Today is the first of the autumn internationals, when the Scottish rugby team takes on a trio of southern hemisphere sides at Murrayfield and, 30 points down at half time, realises why the games are sometimes also called tests.
But increasingly it's also the time of year when the occasionally substandard performance of the boys in blue is leavened by their taking to the field wearing outlandish and often comical facial hair. It's November, you see, and many men are growing moustaches this month under the Movember banner to raise money for men's health charities - and, commendably, professional rugby players are among them.
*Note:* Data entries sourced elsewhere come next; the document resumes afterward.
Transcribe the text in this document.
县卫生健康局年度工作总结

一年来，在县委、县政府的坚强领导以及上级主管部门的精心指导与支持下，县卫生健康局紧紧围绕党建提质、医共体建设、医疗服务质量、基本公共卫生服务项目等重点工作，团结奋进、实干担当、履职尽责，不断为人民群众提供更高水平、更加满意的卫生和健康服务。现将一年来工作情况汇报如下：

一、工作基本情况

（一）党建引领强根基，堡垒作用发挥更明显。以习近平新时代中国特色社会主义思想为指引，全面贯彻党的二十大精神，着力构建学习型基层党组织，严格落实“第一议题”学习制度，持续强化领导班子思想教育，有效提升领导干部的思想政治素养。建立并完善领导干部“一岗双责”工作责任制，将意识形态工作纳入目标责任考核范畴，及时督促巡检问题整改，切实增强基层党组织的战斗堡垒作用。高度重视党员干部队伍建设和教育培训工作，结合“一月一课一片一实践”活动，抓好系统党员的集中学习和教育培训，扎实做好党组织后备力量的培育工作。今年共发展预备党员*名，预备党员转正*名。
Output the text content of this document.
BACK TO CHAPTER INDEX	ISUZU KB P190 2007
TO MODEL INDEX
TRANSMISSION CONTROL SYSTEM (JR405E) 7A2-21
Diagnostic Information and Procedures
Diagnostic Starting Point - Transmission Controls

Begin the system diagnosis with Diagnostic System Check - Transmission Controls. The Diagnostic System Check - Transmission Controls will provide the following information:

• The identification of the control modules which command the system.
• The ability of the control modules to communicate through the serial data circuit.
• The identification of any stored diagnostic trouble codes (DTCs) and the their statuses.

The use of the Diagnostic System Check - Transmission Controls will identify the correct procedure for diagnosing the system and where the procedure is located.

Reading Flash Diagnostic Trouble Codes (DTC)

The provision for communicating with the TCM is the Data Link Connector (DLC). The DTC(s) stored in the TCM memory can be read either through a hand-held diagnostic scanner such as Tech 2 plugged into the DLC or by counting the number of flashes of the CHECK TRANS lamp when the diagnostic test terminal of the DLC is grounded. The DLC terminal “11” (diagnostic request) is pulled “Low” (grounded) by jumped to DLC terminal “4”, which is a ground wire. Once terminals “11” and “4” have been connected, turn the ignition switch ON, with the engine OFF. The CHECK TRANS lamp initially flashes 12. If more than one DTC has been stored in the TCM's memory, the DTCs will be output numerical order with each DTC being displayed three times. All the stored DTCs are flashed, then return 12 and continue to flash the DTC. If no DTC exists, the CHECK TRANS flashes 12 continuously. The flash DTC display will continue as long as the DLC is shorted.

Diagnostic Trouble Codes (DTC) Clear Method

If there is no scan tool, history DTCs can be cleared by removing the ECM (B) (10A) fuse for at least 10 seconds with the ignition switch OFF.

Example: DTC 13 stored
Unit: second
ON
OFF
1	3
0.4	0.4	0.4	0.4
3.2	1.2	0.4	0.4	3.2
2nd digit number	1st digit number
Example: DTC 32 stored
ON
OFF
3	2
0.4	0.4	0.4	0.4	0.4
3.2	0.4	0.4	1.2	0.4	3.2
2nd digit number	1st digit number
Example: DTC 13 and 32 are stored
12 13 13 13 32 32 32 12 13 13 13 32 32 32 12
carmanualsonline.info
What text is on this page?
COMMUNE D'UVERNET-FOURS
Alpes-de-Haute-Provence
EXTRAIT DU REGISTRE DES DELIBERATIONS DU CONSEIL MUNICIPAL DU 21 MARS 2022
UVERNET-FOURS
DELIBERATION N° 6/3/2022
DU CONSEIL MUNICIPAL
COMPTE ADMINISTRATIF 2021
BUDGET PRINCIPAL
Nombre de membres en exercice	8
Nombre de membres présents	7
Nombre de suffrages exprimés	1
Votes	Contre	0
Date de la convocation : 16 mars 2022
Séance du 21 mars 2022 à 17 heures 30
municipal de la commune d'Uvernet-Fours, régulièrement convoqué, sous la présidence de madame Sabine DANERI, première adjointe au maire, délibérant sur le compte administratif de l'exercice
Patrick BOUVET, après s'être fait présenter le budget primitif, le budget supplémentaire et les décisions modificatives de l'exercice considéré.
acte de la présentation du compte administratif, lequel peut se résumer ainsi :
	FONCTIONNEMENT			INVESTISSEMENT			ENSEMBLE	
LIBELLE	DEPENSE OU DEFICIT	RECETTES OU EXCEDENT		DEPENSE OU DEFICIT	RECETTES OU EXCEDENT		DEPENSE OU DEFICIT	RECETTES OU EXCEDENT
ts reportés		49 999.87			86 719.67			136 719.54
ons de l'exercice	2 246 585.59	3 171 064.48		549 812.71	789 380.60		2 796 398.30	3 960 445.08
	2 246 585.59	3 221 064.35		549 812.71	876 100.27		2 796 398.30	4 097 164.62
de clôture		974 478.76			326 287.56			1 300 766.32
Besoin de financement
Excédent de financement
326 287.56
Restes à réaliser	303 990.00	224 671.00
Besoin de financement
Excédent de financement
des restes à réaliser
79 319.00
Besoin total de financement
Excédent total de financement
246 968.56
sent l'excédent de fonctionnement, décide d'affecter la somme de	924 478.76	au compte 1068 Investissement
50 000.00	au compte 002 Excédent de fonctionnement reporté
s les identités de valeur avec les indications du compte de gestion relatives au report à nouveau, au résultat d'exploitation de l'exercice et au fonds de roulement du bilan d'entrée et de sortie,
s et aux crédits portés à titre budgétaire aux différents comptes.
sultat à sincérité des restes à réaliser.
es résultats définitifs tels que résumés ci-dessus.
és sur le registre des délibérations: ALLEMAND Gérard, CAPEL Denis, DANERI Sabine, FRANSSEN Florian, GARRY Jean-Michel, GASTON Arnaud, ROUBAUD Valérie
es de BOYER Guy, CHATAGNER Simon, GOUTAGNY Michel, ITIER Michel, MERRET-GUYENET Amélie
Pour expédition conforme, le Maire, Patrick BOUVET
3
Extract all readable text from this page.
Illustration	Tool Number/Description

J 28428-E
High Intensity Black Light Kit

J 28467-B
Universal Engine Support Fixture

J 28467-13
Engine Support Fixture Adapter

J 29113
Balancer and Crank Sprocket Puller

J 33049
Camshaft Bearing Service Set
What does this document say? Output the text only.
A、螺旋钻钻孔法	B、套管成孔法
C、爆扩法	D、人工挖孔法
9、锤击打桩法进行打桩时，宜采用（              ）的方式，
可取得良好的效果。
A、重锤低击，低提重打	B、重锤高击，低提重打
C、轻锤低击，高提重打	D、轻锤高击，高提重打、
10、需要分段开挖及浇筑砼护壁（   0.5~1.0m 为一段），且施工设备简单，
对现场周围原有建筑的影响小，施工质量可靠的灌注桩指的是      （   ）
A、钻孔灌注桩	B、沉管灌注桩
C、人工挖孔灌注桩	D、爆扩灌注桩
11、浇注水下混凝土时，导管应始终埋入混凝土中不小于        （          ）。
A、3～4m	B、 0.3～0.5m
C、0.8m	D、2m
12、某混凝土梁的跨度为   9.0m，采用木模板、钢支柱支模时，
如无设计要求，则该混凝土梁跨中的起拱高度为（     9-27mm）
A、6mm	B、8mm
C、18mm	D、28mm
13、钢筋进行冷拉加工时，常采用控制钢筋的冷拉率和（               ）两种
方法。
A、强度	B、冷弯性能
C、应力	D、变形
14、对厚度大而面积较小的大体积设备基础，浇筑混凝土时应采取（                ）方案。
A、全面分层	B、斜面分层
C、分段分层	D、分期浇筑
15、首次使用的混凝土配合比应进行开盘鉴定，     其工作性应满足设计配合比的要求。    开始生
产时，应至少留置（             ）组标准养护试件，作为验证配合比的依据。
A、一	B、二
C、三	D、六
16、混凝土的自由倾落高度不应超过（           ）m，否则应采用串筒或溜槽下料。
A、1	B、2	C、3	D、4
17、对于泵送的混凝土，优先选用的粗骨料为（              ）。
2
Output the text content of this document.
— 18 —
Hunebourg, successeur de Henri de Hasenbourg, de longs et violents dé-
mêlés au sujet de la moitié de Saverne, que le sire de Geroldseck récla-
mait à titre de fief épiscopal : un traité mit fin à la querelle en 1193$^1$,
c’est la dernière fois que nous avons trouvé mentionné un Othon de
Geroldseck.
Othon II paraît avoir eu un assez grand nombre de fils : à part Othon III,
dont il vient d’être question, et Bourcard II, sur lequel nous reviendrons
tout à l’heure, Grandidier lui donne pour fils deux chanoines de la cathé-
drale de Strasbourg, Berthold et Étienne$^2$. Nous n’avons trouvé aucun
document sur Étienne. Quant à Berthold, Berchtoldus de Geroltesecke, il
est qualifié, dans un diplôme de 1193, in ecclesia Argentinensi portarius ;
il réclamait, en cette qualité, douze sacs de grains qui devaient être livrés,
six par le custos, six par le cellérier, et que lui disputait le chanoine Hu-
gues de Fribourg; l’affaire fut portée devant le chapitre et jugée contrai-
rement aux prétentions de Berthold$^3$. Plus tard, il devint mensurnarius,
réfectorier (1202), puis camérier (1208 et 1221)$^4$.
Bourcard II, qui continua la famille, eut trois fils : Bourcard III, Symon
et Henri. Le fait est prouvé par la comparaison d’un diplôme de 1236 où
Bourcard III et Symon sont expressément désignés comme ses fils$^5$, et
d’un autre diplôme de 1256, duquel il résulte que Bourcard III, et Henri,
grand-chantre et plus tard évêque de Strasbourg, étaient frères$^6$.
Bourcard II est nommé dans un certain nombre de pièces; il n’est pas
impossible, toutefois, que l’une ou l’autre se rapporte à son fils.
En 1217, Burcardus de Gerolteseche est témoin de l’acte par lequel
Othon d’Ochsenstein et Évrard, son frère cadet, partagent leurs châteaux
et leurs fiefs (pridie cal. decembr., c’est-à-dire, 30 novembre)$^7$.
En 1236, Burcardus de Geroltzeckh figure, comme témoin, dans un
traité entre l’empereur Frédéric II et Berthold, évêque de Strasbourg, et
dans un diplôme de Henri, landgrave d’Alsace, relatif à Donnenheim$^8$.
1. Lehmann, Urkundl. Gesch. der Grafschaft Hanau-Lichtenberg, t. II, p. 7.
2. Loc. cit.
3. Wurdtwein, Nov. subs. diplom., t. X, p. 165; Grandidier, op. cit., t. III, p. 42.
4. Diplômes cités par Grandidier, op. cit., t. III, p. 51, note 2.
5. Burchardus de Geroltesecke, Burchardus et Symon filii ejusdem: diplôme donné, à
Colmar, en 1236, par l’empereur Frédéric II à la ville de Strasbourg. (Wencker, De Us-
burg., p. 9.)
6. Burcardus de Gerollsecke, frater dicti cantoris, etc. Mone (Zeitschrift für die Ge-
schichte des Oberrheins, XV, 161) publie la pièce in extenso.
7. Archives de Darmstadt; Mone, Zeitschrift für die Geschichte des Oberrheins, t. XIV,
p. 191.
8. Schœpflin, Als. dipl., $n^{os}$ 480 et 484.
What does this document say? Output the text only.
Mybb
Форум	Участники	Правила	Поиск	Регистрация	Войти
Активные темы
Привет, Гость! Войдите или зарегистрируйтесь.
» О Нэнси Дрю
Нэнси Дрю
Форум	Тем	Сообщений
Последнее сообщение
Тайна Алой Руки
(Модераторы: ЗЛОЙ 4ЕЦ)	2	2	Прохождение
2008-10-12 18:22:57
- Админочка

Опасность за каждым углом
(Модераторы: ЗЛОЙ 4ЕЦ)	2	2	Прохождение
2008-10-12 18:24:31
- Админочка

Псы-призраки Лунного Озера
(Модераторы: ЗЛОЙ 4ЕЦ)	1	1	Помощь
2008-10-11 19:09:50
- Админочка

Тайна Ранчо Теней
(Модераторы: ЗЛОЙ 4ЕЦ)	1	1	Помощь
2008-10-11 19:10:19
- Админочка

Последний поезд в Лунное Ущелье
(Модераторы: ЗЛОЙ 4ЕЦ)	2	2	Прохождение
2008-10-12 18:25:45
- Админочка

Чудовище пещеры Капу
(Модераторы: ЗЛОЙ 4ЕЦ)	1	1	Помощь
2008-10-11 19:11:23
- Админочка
Of course if you're built like a Hummer and you play sport for a living, there's no problem - even if it looks awful, nobody's going to tell you so to your face. If you're built more like a Ford Focus, wear glasses, have bad hair and gobby kids - I am in this category - the moustache becomes more problematic. Of course that's the point of Movember: it's about facing up to ridicule, which is why most men go for the stupid-but-not-too-stupid Zapata moustache, probably the coolest 'tache in the canon.
I intended to participate this year. It's at this point that the gobby kids come into the story: I feel they should be warned that the familiar beard is going to be replaced by a moustache, and tell them so over breakfast. Bad move.
Me: Kids, I'm going to grow a moustache. Don't be scared.
Son: I don't want you to have a moustache. Your hair doesn't suit it.
Me: What sort of hair would suit a moustache then?
Son: Curly?
Daughter: Marmalade.
He's eight and has curly hair, she's six and likes marmalade, which might explain that surreal verbal curveball. Once we get the conversation back on track the missus whips out her iPhone and finds a picture of Donald Sutherland in Don't Look Now. Son shakes his head. "You don't want to grow a moustache," he continues. "I don't think it would look good with your glasses. I haven't seen many people with moustaches and glasses."
I don't know if the boy is going to become a lawyer - I hope not - but that was a killer point.
"He's right," I tell the missus afterwards. "I'd look like a 1980s NASA guy, the one in the command centre with the slide rule in the pocket of his short-sleeved white shirt. Or Eddie The Eagle."
In the end we decide I should just make a donation this year. I see that luxuriantly moustachioed Glasgow Warriors stand-off and Movember champion Ruaridh Jackson is in the Scotland squad for today's game against Japan: maybe he's the guy to drop a tenner on and assuage my Movember guilt.